I became an American citizen after the last presidential election, so this was my first one.  I was so excited to the point that my husband (also a naturalized citizen) made fun of me.  I took my 5-year-old son with me to vote, who had learned just yesterday all about voting in school.  While we waited in line – my son being miraculously patient and not too fidgety – he looked up at me and in one of those moments that make you just worship being a parent, said "Mamma, do you have a President in Canada?"  A bunch of people in line chuckled a bit and then we all got into a discussion about the differences between a President and a Prime Minister for the benefit of my future voter.  It was a great morning.

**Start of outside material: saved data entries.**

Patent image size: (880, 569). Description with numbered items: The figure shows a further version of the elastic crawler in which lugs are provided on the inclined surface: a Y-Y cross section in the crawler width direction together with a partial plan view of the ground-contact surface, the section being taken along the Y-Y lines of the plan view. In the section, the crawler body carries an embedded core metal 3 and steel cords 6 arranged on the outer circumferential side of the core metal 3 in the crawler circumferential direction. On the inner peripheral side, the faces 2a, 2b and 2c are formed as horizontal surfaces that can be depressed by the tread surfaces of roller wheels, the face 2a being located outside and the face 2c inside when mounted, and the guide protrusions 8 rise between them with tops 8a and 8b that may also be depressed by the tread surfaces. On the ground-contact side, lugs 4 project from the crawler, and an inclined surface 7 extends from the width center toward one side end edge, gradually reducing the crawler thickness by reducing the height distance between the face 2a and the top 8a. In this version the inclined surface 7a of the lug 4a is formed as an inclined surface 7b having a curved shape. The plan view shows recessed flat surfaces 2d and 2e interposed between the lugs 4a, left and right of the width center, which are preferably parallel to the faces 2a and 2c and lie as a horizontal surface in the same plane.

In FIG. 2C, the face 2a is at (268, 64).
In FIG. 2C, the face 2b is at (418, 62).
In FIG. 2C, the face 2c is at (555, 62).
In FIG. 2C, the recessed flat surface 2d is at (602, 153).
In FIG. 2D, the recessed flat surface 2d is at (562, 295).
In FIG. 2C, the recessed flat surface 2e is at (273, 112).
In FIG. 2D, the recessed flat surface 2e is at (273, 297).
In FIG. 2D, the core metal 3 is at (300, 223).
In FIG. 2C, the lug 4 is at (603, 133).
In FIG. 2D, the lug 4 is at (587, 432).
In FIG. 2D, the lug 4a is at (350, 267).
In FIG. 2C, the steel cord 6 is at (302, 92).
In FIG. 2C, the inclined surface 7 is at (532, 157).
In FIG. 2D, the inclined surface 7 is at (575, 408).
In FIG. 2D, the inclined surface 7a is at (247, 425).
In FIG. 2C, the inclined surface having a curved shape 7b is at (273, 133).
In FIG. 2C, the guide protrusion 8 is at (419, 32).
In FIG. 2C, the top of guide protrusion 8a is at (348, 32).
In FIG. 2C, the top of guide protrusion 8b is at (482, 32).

This is the first time in twelve years that my husband and I went to our polling place together. He just retired from the military, so he has either been deployed or we have voted by absentee ballot. Twelve years ago we were in Texas and voted for President Bush (I regret that vote to this day). Now, three deployments and three elections later we are voting for President Obama … in a battleground state.

Another, in Colorado:

Twice over the past two months a canvasser has come to my house and asked if I would be voting for Obama. Both times I said yes. Last night, there was a knock on my door. It was another Obama volunteer (the GOP isn’t the only one with volunteer staffed GOTV efforts), who was sent to the house because my mail-in ballot had not been received yet. The ballot was filled out and sitting in my car. The volunteer told me to make sure that I did not try to mail it at this point, and gave a list of nearby locales where I could drop it off. I did so this morning at the local polling place, where there was no line (probably because Colorado has such an easy vote-by-mail system) and got my "I Voted" sticker in 30 seconds. I came away impressed at our state’s voting procedures and Obama’s organization. Peggy Noonan is not the only one who feels vibrations; I think Barack wins Colorado. 

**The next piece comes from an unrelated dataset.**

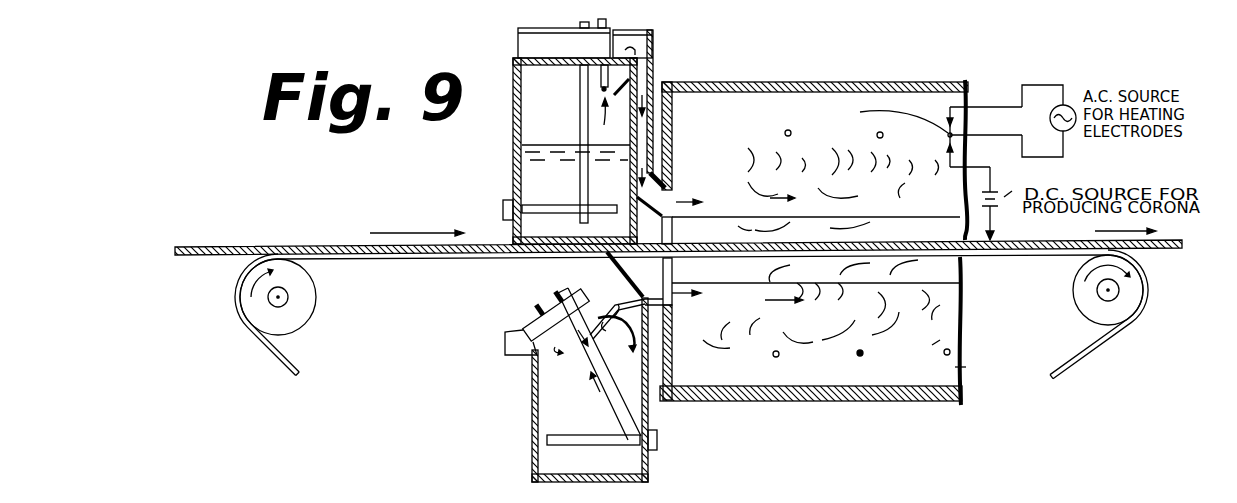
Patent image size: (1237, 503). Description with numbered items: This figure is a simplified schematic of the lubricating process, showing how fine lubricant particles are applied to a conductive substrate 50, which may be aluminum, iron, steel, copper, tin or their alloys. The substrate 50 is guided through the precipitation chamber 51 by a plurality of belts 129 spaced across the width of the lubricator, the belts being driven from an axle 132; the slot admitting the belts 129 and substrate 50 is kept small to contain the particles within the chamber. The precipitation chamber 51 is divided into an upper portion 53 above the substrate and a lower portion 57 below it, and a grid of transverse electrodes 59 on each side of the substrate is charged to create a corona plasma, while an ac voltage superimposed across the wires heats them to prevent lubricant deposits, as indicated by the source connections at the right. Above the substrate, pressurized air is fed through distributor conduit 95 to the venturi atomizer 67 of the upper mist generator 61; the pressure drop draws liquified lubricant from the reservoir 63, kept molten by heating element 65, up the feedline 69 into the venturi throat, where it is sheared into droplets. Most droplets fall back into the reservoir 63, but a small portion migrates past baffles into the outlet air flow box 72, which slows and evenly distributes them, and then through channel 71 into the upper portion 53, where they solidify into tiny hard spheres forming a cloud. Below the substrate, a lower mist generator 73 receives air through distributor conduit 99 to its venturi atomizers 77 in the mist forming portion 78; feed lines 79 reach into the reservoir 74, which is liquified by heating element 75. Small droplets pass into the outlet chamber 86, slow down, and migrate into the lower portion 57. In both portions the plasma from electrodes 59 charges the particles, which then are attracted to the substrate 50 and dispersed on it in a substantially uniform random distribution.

I wanted to share my story of voting in Chicago this morning. I live in the Northside, an extremely Democratic precinct and city. We are often told that our vote doesn't count because of geography and demographics, though many in the community still consider it their civic duty to vote. As I was standing in line this morning waiting to cast my ballot, I noticed an older woman with an affected gait go back and forth from the voting table to ask the clerks for a new ballot. She had Parkinson's Disease and was having difficulty marking the ballot correctly. I was standing behind her waiting to turn my ballot in as the machine rejected her third attempt to submit her vote. She very patiently and determinedly said she would fill out the ballot again, her third time, because her shaking should not prevent her from casting a valid vote. I couldn't stay long enough to see if she was successful, but I'm confident she would have filled out ballots all day until she was successful in submitting one – she was that determined.

I left thinking about how privileged we are to live in a country where even if votes don't "matter," the will of the voter does. And the incident also reminded me of the incredible stakes in this election. That a woman with a pre-existing condition can fight so hard to cast her ballot and potentially preserve the significant achievement of Obamacare was incredibly moving. I don't know whether the woman I saw was voting for Obama or not, but I was heartened that someone with much to gain or lose was fighting to make her vote count.

Thanks for the great coverage. I will be following your live-blog this evening!